Le premier est Constantin Huygens, chevalier, seigneur de Zuylichem, le père de l'illustre physicien, et que la célébrité de son fils a un peu trop fait oublier. Il était cependant par lui-même remarquable à plus d'un titre: homme d'État distingué, il cultivait les lettres latines et hollandaises[393], et il réunissait l'expérience des affaires au savoir et au goût des belles choses. Attaché, comme secrétaire et conseiller intime, aux stathouders Frédéric-Henri, Guillaume II et Guillaume III, il les servit avec dévouement, mais aussi, dit-on, sans flatterie.
Constantin Huygens aimait beaucoup les arts, et entretenait des relations avec les principaux maîtres de son temps. Van Dyck a fait son portrait, qui est gravé dans ceux de ses hommes illustres, et Huygens a célébré cette gracieuseté du peintre par le distique suivant:
Hugenium illustres inter mirare? Paranda
His umbris lucem quæ daret umbra fuit.
«Pourquoi vous étonner de trouver Huygens au milieu de ces hommes illustres?

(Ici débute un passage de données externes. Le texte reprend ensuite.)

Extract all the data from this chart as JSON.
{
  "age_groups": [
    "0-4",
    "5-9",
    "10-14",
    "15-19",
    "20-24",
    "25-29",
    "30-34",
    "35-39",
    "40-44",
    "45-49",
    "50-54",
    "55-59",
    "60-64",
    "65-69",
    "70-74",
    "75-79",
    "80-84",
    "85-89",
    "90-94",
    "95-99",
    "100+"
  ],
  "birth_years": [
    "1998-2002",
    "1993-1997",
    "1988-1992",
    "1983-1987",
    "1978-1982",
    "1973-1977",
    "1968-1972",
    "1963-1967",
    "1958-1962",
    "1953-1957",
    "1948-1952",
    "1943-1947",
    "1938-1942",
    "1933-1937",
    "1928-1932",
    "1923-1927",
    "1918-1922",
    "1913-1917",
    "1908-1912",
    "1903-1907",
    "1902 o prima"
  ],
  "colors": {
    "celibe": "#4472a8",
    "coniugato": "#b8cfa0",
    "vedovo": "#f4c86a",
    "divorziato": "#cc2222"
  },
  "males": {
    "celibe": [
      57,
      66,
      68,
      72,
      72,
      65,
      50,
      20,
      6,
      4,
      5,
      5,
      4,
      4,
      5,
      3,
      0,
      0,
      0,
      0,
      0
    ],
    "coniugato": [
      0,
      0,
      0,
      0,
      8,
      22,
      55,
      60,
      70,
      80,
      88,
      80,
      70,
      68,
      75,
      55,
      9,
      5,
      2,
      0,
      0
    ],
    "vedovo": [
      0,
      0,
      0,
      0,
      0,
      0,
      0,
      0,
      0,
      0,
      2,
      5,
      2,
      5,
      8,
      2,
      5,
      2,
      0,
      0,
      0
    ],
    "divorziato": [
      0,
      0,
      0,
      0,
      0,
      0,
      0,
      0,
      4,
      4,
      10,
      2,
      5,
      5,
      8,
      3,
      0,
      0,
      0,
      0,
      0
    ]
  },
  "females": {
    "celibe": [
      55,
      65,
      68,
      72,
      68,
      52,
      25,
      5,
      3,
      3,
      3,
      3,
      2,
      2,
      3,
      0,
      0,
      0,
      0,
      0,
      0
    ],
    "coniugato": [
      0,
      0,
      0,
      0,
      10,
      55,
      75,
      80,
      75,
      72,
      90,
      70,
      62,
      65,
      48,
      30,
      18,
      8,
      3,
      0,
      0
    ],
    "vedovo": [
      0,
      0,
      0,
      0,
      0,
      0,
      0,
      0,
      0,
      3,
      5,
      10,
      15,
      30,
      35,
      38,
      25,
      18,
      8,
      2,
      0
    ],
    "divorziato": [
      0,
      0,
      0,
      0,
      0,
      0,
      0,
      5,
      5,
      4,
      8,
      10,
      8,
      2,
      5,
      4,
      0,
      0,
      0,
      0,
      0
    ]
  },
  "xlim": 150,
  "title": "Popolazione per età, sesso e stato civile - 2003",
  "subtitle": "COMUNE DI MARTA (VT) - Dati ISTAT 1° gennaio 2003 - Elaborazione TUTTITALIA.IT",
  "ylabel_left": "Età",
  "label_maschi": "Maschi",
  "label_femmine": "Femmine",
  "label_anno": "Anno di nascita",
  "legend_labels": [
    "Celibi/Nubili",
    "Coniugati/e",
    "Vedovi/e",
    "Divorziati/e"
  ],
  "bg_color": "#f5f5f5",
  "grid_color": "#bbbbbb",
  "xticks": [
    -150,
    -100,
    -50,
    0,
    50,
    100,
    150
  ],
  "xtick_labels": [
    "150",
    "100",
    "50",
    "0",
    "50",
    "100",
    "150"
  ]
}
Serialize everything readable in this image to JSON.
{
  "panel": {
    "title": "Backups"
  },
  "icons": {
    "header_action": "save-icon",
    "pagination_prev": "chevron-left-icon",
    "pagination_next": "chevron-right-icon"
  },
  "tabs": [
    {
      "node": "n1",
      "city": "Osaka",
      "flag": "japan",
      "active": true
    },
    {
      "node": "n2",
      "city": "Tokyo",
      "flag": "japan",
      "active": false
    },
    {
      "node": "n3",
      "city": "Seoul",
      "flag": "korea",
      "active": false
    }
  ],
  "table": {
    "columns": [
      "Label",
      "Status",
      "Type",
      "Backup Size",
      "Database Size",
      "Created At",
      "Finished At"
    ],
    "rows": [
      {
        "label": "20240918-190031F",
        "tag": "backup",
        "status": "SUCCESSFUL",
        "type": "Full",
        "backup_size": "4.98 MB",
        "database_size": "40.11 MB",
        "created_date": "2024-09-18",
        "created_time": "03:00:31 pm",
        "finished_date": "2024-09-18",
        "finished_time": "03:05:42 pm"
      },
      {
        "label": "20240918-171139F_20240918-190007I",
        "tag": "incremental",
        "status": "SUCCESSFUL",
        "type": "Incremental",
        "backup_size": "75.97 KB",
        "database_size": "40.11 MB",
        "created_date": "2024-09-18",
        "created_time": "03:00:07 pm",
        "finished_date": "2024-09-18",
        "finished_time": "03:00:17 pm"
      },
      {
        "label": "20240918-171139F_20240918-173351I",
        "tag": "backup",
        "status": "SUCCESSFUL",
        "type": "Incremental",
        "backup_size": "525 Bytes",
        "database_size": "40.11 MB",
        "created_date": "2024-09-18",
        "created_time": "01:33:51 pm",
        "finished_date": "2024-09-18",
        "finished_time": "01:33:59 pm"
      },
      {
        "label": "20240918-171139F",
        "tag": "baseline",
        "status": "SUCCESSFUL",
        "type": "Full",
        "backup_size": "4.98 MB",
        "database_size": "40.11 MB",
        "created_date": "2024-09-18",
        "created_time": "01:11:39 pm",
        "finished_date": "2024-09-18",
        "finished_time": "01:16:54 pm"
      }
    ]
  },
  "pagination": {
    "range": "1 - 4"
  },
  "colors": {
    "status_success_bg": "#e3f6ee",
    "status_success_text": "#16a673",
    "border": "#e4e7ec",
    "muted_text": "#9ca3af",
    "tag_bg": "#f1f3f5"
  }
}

Ne fallait-il pas trouver une ombre qui fît mieux ressortir ces lumières?» Il a aussi célébré le génie de Van Dyck et son livre des portraits par deux autres distiques insérés dans ses œuvres latines[394].
On trouve, dans le même ouvrage, l'épitaphe du peintre Mireveldt, dont il vante le talent, et qui, déjà mourant, avait peint son portrait, ainsi qu'il l'explique par un distique latin[395].
On voit, en outre, qu'il était lié avec le peintre jésuite Daniel Seghers[396], et qu'il professait la plus vive admiration pour les gravures sur cuivre et sur bois d'Albert Durer, qu'il a célébrées dans trois petites pièces latines[397].
Constantin Huygens n'était pas moins sincère admirateur des ouvrages de l'antiquité que des tableaux de l'École hollandaise: c'est à lui que Jean de Bisschop (Episcopius) a dédié la première partie de son recueil de gravures de statues antiques[398].
Dans cette dédicace, l'auteur considère Constantin Huygens comme un grand amateur d'art, et il l'appelle: Picturæ studiosus. Partisan de l'étude de l'antiquité, qu'il préfère à celle de la nature, Jean de Bisschop s'efforce de démontrer, en s'appuyant sur l'exemple de Michel-Ange, de Raphaël et du Poussin, que l'antiquité, ayant fait choix, dans la nature humaine, de tous les modèles les plus beaux, doit être considérée comme le fil d'Ariadne, qui peut seul guider les artistes.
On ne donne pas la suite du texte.